Japan Hit by 7.3 Magnitude Earthquake; Where Do Clues to Massive Quake Lie?

on July 10 2011 2:59 AM
Yae Kubota and her grandson pray for the victims of the earthquake and tsunami in Miyako, Iwate prefecture
Yae Kubota (R) and her grandson pray for the victims of the March 11 earthquake and tsunami in Miyako, Iwate Prefecture, June 11, 2011, at the same time when the earthquake struck the area three months ago. Her son, a local firefighter, was killed by the tsunami, according to Kyodo news agency. REUTERS/Kyodo

Yet another massive earthquake of a 7.3 magnitude jolted Japan's northeastern coast on Sunday that triggered a brief tsunami warning for the area, which is still recovering from the March 11 earthquake and resulting tsunami that destroyed houses, power and swept away whole towns.

According to public broadcaster NHK, the tsunami alert for the northeast coast has been lifted, about two hours after the quake. Earlier, the workers at the crippled Fukushima Daiichi nuclear plant were warned to evacuate following an alert for a tsunami of 50 centimeters issued by the country's metreological agency. However, there were no immediate reports of damage from the earthquake.

The earthquake struck at 9:57 local time (0057 GMT). The epicenter of the quake was in the Pacific Ocean off the coast of Japan's main island, Honshu, at a depth of about 20 miles (30 kilometers).

Not as strong as the March earthquake

The same area was hit by a massive 9.0 earthquake on March 11 that left nearly 23,000 dead or missing. It also cut power to the Fukishima nuclear power plant that eventually melted down into the worst nuclear disaster ever.

After March 11, due to power loss at the Fukushima nuclear plant, the cooling systems were hurt badly, causing fuel in three of the plant's six reactors to melt down. Apart from that, subsequent hydrogen blasts scattered radioactive waste over a wide area.

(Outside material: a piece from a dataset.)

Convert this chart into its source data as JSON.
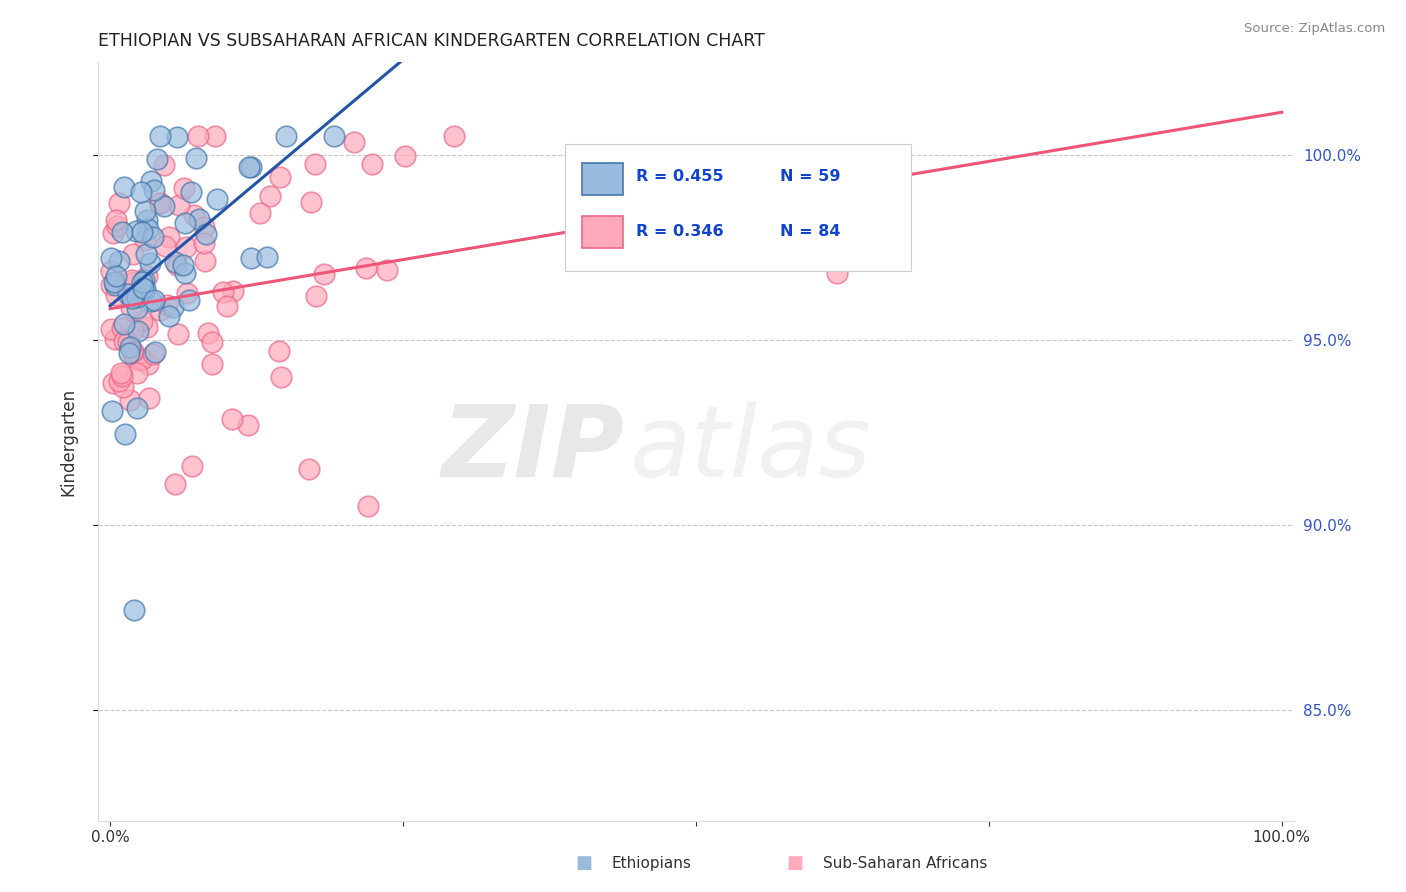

Because of the radiation, nearly 80,000 residents have been forced to evacuate. Japan's government has faced tough time for its handling of the disaster, putting more pressure on unpopular Prime Minister Naoto Kan to quit.

Fortunately, there were no reports of abnormalities at the Fukushima plant caused by Sunday's quake, according to Japan's Kyodo news agency. Airports are also functioning normally.

Although Japanese officials predicted tsunami of up to 20 inches (50 centimeters), the Sunday's quake could generate waves of about 4 inches (10 centimeters). However, it registered 4 on the Japanese scale of 7, meaning it was felt as another strong one.

Does the Costa Rica's Seafloor hold clues to Japan earthquake?

Scientists believe that pieces of rock and seafloor from deep in the Pacific Ocean near Costa Rica might be helpful in explaining why Japan's deadly magnitude-9.0 quake was so large. Falling within the so-called Ring of Fire zone, both Japan and Costa Rica nations are prone earthquakes. Volcanic arcs and oceanic trenches partly encircling the Pacific Basin form the Ring of Fire, a zone of frequent earthquakes and volcanic eruptions.

Scientists have collected nearly 1 mile of sediment cores (cylinders of earth drilled out from the ground) from the ocean floor off the coast of Costa Rica, revealing detailed records of about 2 million years of tectonic activity along a nearby seismic plate boundary, where one tectonic plate dives beneath another, called a subduction zone. It was the crack of a subduction zone that generated the Japan quake, Insidecostarica reported.

It's critical to understand how subduction zone earthquakes and tsunamis originate - especially in light of recent events in Japan, said Rodey Batiza of the National Science Foundation's Division of Ocean Sciences. The results of this expedition will also help us learn more about our own such zone off the Pacific Northwest.

Over 80 percent of global earthquakes above magnitude 8.0 occur along subduction zones.